L’ONDRP vivant ses derniers jours, ne comptez pas sur l’Etat pour procéder à une estimation des dégâts…

C’est en 2010 que l’IPJ est venu combler cette lacune en proposant sa première étude globale. Rédigée par l’économiste Jacques Bichot, elle portait sur la période juillet 2008 – juin 2009.

A l’époque, Jacques Bichot concluait :

« La délinquance et la criminalité coûtent environ 115 milliards d’euros par an, c’est-à-dire 5,6% du PIB. En d’autres termes, si nous parvenions à diminuer les infractions de moitié, nous obtiendrions l’équivalent d’une suppression totale de l’impôt sur le revenu ! »

Le 22 avril 2017, l’IPJ nous a gratifié d’une mise à jour de son étude, portant cette fois-ci sur 2015 et 2016, toujours sous la plume de Jacques Bichot, lequel constate que la situation s’est quelque peu… détériorée.

A 234 Mds€, « le coût du crime et de la délinquance représenterait donc un peu plus de 10% du PIB (10,6%, mais ici seul l’ordre de grandeur a un sens). Il s’agit d’un fardeau considérable, largement le triple de l’impôt sur le revenu, dont le produit devrait atteindre environ 72 Md€ en 2016 », déplore-t-il.

Et voici pour le détail des dégâts : 

Source : Institut pour la Justice

Que conclure de ces chiffres ?

Il me semble important de commencer avec un peu de philosophie du Droit.

Comme l’explique Guillaume Nicoulaud, dans une perspective libérale…

« Le rôle de la justice, des lois, des sanctions et de leur mise en application n’est ni de punir (IPJ) ni de réparer (Me Eolas) les crimes commis mais d’éviter que des crimes ne soient commis.  

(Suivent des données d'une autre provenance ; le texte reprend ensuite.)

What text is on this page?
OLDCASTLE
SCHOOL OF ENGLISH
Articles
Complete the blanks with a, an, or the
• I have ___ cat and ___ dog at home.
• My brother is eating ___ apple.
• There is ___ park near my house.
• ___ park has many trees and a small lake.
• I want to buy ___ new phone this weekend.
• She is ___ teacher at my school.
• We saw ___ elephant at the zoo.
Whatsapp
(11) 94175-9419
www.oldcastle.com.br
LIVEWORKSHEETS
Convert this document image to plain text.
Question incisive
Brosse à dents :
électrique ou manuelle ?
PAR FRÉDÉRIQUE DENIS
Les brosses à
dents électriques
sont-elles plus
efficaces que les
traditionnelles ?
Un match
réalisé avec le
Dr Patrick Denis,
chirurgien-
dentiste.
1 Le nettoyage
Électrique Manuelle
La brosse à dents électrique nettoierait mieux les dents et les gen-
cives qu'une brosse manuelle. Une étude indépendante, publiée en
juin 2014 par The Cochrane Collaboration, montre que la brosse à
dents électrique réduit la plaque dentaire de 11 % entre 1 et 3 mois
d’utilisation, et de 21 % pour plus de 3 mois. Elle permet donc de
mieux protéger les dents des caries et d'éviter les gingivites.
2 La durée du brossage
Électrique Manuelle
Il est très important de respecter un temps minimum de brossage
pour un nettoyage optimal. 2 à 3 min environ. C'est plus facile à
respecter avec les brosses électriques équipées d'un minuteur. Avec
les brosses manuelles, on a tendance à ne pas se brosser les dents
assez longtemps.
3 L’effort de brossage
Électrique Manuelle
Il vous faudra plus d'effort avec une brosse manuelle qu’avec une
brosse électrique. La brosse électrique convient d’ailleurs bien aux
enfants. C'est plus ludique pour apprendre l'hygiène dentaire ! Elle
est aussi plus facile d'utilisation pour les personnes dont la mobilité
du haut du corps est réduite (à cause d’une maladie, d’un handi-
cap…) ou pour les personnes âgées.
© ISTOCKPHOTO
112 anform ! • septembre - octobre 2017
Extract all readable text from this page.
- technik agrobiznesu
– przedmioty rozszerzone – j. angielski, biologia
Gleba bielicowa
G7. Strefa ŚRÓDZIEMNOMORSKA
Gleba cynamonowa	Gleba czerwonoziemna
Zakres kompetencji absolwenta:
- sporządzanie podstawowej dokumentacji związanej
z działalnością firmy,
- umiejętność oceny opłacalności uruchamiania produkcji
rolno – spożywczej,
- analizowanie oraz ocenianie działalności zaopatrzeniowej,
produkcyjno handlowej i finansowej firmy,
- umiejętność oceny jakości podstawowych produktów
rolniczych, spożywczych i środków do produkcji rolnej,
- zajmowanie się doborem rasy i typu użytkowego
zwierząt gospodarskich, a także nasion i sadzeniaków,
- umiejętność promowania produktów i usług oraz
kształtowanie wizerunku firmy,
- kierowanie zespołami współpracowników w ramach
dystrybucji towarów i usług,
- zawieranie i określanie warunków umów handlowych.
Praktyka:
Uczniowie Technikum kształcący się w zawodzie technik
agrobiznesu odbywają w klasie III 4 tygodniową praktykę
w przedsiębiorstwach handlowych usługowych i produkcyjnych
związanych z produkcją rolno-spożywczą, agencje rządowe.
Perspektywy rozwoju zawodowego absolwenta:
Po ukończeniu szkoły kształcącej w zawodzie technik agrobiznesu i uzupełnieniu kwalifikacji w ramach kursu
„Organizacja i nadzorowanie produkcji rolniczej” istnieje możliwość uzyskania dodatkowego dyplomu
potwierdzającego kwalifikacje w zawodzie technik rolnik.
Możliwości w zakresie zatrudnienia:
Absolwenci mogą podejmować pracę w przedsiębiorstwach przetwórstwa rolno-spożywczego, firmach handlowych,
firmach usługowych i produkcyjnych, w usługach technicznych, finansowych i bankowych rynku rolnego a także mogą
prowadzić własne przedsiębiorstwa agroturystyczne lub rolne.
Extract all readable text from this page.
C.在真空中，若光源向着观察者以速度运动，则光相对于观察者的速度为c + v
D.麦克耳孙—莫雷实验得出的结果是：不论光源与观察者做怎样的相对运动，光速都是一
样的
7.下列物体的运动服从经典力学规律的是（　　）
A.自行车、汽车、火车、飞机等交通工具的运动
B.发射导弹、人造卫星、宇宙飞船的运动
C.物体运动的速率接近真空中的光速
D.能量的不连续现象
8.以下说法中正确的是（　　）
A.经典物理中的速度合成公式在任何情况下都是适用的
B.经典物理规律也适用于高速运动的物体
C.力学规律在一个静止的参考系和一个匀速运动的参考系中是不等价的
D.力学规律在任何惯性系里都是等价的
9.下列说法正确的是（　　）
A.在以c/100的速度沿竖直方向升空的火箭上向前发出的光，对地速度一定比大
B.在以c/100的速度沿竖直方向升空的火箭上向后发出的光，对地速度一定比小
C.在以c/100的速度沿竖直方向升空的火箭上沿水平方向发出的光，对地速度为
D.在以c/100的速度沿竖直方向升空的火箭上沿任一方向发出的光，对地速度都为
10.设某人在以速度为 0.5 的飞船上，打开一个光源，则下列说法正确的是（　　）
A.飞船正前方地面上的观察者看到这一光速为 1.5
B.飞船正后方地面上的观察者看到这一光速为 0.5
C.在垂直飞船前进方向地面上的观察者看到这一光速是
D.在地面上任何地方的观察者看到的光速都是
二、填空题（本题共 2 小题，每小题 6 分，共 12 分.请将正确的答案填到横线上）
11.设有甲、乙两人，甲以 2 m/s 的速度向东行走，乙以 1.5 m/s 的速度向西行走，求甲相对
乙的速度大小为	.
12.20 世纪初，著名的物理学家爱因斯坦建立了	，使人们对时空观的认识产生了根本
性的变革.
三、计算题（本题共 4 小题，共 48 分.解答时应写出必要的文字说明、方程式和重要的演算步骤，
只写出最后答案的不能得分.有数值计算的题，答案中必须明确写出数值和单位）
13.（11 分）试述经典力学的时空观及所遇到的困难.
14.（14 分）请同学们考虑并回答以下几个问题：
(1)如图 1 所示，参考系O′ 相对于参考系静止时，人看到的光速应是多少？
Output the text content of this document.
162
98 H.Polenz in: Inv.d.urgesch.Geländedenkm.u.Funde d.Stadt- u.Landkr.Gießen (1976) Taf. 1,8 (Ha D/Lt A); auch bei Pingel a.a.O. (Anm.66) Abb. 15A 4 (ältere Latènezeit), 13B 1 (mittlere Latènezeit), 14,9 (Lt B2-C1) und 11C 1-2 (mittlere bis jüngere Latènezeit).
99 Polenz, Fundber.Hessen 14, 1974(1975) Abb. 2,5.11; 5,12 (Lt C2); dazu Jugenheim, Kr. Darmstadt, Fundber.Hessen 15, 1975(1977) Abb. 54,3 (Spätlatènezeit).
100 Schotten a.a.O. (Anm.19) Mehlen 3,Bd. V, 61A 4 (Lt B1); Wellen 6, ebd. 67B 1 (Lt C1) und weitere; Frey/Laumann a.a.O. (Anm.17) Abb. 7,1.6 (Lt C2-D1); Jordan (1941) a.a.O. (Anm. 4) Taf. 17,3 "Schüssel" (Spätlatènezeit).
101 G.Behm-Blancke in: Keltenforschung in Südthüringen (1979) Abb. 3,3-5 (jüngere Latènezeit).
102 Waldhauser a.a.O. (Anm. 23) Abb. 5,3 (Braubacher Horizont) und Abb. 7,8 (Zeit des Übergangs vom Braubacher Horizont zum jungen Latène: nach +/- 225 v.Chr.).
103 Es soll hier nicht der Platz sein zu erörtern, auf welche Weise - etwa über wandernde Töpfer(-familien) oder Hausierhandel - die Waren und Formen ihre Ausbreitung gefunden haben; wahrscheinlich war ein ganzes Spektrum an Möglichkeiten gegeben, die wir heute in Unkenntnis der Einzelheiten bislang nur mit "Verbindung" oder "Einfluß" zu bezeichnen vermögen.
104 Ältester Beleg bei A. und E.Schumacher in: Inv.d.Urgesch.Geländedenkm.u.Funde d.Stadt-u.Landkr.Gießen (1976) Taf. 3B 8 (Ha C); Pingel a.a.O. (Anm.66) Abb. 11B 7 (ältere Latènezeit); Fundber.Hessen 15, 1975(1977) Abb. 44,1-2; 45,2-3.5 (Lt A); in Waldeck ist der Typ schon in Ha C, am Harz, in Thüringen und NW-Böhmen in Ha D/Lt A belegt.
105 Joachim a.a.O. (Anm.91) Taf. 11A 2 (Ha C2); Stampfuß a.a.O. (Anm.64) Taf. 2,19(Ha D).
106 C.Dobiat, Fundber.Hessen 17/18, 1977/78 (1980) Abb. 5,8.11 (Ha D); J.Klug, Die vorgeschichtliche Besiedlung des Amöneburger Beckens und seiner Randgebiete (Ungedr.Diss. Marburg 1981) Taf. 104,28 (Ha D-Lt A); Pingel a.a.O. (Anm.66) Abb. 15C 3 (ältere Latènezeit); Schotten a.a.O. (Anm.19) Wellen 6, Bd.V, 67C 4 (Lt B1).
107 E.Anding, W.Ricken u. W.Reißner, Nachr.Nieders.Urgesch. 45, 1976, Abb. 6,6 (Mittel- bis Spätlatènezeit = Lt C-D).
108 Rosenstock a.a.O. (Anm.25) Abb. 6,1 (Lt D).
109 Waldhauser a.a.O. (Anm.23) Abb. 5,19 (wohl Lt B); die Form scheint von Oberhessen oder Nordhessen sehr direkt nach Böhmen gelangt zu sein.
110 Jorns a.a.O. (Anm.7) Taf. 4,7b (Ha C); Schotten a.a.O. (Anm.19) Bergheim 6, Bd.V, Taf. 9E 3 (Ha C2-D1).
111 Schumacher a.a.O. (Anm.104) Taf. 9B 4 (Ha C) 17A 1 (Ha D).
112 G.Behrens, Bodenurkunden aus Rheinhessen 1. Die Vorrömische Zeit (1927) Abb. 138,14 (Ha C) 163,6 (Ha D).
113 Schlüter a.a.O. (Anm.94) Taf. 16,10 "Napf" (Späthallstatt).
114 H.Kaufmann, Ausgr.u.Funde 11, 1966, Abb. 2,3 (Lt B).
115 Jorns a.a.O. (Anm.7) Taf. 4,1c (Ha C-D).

La justice ne doit pas être un appareil de répression mais un appareil de dissuasion. C’est-à-dire que quand la police arrête un suspect, quand la justice le déclare coupable et quand l’administration pénitentiaire le met sous les verrous, nous n’avons pas affaire à un succès de notre appareil répressif mais à un échec de notre appareil dissuasif : un crime a été commis, quelque part en France, des parents pleurent peut-être leur enfant assassiné. C’est tout sauf un succès, quelle que soit la sanction, quelle que soit la réparation. »

Aujourd’hui, l’Etat consacre autour de 3% de son budget à assurer la sécurité de la population à l’intérieur de son territoire : comptez à la grosse louche 10 Mds€ pour la Justice et 20 Mds€ pour l’Intérieur.

Non seulement le coût de notre appareil dissuasif est une aiguille dans la botte de foin qu’est le budget de l’Etat, mais c’est aussi une paille en comparaison des conséquences financières de la criminalité et de la délinquance, que les rares économistes s’étant penchés sur le sujet chiffrent entre 5% et 10% du PIB, soit entre 117 et 235 Mds€.

Autant dire que notre appareil dissuasif ne l’est pas vraiment, et l’est d’ailleurs de moins en moins. C’en est à se demander si, en matière de sécurité, nos politiques savent vraiment ce qu’ils font. C’est d’ailleurs la question sur laquelle nous commencerons à nous pencher samedi prochain.